2.2.3. Sumber Vitamin A

Vitamin A yang terbentuk sebelumnya (pre-formed vitamin A) ditemukan hampir secara


eksklusif pada produk hewani, seperti ASI, daging, hati dan minyak ikan (terutama), kuning
telur, susu muDRI, dan produk susu lainnya. Vitamin A yang telah dibentuk sebelumnya juga
digunakan pada makanan olahan, yang mungkin termasuk gula, sereal, bumbu, lemak, dan
minyak. Karotenoid provitamin A ditemukan dalam sayuran berdaun hijau (misalnya bayam,
dan daun muda dari berbagai sumber), sayuran kuning (misalnya labu, labu, dan wortel), dan
buah-buahan oranye yang bukan jeruk (misalnya mangga, aprikot, dan pepaya). Minyak sawit
merah diproduksi di beberapa negara di seluruh dunia dan kaya akan provitamin A. Beberapa
tanaman asli yang lain juga mungkin merupakan sumber yang sangat kaya akan provitamin A.
Contohnya adalah buah palem yang dikenal di Brasil, dan buah gac di Vietnam, yang digunakan
untuk mewarnai beras, terutama di acara upacara tertentu. Makanan yang cenderung
mengandung provitamin A karotenoid memiliki vitamin A yang lebih sedikit tetapi lebih
terjangkau daripada produk hewani.

2.2.4. Rekomendasi Asupan vitamin A

Kebutuhan vitamin A untuk bayi dihitung dari vitamin A yang diberikan dalam ASI.
Setidaknya selama 6 bulan pertama kehidupan, ASI eksklusif bisa memberikan vitamin A yang
cukup untuk menjaga kesehatan, pertumbuhan normal, dan pertahankan penyimpanan yang
cukup di hati. Konsentrasi retinol yang dilaporkan dalam ASI sangat bervariasi di setiap negara
(0,70–2,45 mmol / l). Di beberapa negara berkembang, asupan vitamin A bayi yang diberi ASI
yang tumbuh dengan baik dan tidak menunjukkan tanda-tanda defisiensi berkisar antara 120
hingga 170mcg RE / hari. Asupan tersebut dianggap cukup untuk memenuhi kebutuhan bayi jika
berat badan bayi diasumsikan setidaknya pada persentil ke-10 menurut standar WHO. Namun,
asupan ini tidak membangun simpanan vitamin A yang memadai, sehingga xerophthalmia
umum terjadi pada anak-anak usia prasekolah dengan asupan vitamin A yang agak lebih rendah.
Karena kebutuhan vitamin A untuk mendukung tingkat pertumbuhan bayi, yang dapat sangat
bervariasi, perkiraan kebutuhan 180mcg RE / hari tampaknya sesuai.

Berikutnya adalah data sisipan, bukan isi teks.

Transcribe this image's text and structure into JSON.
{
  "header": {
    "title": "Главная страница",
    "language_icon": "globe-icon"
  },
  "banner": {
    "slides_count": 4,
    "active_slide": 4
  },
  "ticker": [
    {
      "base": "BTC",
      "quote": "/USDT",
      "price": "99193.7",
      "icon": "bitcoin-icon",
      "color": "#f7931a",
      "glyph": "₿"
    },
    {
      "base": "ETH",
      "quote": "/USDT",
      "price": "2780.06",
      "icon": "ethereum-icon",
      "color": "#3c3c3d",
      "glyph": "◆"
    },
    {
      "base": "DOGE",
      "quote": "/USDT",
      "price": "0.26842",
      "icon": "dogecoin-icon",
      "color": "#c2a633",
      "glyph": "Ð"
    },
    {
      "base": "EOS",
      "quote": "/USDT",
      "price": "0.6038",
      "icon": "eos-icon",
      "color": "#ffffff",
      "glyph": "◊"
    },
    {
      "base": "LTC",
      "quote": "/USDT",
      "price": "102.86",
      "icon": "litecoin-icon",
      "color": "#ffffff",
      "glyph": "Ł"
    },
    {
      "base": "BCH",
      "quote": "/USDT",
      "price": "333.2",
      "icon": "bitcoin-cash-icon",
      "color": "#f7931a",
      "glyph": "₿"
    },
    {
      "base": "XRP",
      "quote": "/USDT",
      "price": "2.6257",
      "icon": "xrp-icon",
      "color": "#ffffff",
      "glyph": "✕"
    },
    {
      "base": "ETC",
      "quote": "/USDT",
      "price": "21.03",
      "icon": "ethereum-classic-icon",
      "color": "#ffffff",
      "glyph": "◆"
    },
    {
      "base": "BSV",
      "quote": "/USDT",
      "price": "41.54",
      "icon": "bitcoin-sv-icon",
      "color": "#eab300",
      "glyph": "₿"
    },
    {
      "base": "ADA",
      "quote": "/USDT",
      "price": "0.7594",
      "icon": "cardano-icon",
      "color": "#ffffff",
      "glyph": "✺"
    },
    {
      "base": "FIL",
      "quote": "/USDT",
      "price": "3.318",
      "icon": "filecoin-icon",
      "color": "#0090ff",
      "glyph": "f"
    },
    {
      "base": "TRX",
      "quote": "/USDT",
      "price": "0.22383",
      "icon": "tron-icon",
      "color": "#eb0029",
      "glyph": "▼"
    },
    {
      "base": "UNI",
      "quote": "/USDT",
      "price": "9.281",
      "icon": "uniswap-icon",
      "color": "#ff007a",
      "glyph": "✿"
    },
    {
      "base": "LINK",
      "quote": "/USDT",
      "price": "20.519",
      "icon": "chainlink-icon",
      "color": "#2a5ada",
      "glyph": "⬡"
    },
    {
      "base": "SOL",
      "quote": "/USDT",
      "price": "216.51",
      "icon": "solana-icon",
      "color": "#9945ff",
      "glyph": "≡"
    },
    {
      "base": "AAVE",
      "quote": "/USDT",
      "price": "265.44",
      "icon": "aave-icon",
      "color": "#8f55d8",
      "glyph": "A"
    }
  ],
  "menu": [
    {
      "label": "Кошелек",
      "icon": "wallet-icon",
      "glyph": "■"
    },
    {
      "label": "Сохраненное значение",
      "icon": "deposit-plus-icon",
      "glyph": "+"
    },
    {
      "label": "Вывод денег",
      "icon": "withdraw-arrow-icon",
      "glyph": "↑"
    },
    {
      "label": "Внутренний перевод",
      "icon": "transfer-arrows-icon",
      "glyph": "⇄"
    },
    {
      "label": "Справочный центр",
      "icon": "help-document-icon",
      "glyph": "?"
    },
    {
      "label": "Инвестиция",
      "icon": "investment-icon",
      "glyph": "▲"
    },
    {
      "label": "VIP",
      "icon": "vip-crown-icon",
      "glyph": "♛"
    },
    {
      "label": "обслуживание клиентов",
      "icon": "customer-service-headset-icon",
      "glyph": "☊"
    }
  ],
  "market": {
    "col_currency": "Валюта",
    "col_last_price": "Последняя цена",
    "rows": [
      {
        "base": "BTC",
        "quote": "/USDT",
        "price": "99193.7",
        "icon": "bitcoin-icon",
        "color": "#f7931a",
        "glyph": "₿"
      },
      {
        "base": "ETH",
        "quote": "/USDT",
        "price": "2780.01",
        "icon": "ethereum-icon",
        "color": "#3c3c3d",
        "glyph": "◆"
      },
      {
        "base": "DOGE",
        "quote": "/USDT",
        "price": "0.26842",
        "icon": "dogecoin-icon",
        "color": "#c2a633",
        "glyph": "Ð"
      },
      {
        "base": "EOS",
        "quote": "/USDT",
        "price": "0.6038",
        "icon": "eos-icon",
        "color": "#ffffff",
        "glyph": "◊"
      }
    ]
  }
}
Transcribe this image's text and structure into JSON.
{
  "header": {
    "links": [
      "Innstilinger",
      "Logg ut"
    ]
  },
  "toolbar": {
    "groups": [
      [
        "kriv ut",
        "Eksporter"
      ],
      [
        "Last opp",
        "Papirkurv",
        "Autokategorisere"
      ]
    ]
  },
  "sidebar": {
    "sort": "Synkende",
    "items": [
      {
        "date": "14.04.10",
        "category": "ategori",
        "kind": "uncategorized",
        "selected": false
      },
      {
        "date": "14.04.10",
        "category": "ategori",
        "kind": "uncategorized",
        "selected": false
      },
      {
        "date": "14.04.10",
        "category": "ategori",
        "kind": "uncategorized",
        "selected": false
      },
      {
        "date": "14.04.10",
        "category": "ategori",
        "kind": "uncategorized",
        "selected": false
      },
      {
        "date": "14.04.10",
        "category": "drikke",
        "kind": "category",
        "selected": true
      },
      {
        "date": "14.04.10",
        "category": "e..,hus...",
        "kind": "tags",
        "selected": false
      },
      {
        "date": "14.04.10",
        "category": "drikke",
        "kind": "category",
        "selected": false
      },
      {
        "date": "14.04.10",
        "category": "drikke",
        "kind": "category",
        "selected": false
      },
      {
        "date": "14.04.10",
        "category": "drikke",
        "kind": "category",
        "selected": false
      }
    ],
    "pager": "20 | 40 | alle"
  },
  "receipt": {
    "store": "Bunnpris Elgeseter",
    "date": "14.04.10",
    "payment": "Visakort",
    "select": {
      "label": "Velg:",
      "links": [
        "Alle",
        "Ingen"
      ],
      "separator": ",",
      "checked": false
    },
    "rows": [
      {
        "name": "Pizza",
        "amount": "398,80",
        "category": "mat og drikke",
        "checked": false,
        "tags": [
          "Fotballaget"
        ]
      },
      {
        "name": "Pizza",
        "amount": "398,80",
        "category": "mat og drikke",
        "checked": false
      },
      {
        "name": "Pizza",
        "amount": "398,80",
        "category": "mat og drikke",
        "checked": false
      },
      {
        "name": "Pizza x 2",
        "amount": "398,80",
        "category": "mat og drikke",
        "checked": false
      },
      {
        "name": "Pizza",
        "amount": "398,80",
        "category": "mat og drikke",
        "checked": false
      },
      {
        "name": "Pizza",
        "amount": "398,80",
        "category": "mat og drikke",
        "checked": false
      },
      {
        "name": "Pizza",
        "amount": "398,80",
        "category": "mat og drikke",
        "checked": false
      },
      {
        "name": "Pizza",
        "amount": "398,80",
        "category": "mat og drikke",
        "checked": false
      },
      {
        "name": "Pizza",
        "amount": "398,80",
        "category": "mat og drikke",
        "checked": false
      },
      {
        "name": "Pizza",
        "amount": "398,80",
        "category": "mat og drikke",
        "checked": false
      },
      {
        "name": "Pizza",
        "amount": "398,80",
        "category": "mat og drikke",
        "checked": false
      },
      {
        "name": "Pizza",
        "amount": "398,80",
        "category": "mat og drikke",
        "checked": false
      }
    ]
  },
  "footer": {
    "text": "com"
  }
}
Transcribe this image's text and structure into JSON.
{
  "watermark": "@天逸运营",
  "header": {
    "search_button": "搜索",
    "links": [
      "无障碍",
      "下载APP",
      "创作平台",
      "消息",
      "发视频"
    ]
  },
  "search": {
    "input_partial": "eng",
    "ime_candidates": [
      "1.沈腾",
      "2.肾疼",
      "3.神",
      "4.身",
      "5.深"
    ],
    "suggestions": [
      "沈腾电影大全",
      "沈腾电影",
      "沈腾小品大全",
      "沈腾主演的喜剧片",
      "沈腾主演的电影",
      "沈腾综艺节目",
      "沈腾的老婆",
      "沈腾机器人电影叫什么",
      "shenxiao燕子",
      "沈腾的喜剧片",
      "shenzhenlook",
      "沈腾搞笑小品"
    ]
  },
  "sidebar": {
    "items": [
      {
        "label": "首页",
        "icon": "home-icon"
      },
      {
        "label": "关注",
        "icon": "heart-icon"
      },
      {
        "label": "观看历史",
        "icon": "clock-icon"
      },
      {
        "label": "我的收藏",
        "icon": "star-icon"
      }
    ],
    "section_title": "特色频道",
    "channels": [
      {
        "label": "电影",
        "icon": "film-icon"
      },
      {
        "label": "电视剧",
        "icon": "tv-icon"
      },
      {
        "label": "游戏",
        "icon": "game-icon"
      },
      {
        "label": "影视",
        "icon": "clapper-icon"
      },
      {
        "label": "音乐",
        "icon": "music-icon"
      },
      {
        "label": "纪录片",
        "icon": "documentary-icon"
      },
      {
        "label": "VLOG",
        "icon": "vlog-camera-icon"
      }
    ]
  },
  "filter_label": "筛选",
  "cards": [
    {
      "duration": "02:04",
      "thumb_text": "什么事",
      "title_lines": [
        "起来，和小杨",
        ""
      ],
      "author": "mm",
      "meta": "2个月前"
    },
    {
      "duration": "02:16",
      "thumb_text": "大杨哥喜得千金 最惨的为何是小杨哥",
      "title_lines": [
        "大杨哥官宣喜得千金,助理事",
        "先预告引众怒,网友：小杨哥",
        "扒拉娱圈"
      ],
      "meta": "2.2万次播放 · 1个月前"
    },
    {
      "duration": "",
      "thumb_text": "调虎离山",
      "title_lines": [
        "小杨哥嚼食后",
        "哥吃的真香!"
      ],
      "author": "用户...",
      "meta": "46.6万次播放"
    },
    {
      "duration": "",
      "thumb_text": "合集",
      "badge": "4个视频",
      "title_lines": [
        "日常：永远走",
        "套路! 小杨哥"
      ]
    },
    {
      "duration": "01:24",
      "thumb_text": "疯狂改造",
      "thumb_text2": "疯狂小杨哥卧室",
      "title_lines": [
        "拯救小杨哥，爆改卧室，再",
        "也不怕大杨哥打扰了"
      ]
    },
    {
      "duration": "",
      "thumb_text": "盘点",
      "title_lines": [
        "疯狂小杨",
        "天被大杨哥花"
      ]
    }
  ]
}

Tingkat aman untuk bayi hingga usia 6 bulan didasarkan pada pengamatan bayi yang
diberi ASI di komunitas yang menerapkan gizi yang baik. Konsumsi rata-rata ASI oleh bayi
tersebut adalah sekitar 750ml / hari selama 6 bulan pertama. Dengan asumsi konsentrasi vitamin
A rata-rata dalam ASI sekitar 1.75mmol / l, berarti asupan harian rata-rata sekitar 375mcg RE,
yang karenanya merupakan tingkat aman yang direkomendasikan. Dari 7–12 bulan, asupan ASI
rata-rata 650ml / hari, yang akan memberikan 325mcg vitamin A setiap hari. Karena bayi yang
mendapat ASI dengan vitamin A rendah memiliki peningkatan risiko kematian dari 6 bulan ke
depan, persyaratan dan tingkat asupan aman yang direkomendasikan ditingkatkan menjadi
190mcg RE / hari dan 400mcg RE / hari, masing-masing. Persyaratan (dengan penyisihan
variabilitas) dan yang direkomendasikan asupan yang aman untuk anak-anak yang lebih besar
dapat diperkirakan dari yang diperoleh terlambat bayi (yaitu 20 dan 39mcg RE / kg berat badan /
hari) (62). Atas dasar ini, dan termasuk tunjangan untuk persyaratan penyimpanan dan
variabilitas, persyaratan untuk anak-anak usia prasekolah akan berada dalam kisaran 200-
400mcg RE setiap hari.

Tabel 1. Diet Recommendation Intake Vitamin A

2.3. Vitamin D
2.3.1. Peran vitamin D dalam metabolism

Vitamin D diperlukan untuk menjaga kadar kalsium dan fosfat dalam darah yang normal,
yang pada gilirannya dibutuhkan untuk mineralisasi normal tulang, kontraksi otot, konduksi
saraf, dan fungsi seluler umum di semua sel tubuh. Vitamin D aktif setelah diubah menjadi
bentuk aktif 1,25-dihydroxyvitamin D [1,25- (OH) 2D], atau kalsitriol. Bentuk aktif ini
mengatur transkripsi sejumlah gen yang bergantung pada vitamin D yang dikodekan protein
pengangkut kalsium dan protein matriks tulang. Vitamin D juga memodulasi transkripsi protein
siklus sel menurunkan proliferasi sel dan meningkatkan diferensiasi sel sejumlah sel khusus
tubuh (misalnya prekursor osteoklastik, enterosit, keratinosit). Properti ini mungkin menjelaskan
tindakan vitamin D dalam resorpsi tulang, transportasi kalsium usus, dan kulit. Vitamin D juga
memiliki sifat imunomodulator yang dapat mengubah respons terhadap infeksi in vivo. Sifat
diferensiasi dan imunomodulator sel ini mendasari alasan mengapa turunan vitamin D sekarang
berhasil digunakan dalam pengobatan psoriasis dan kelainan kulit lainnya.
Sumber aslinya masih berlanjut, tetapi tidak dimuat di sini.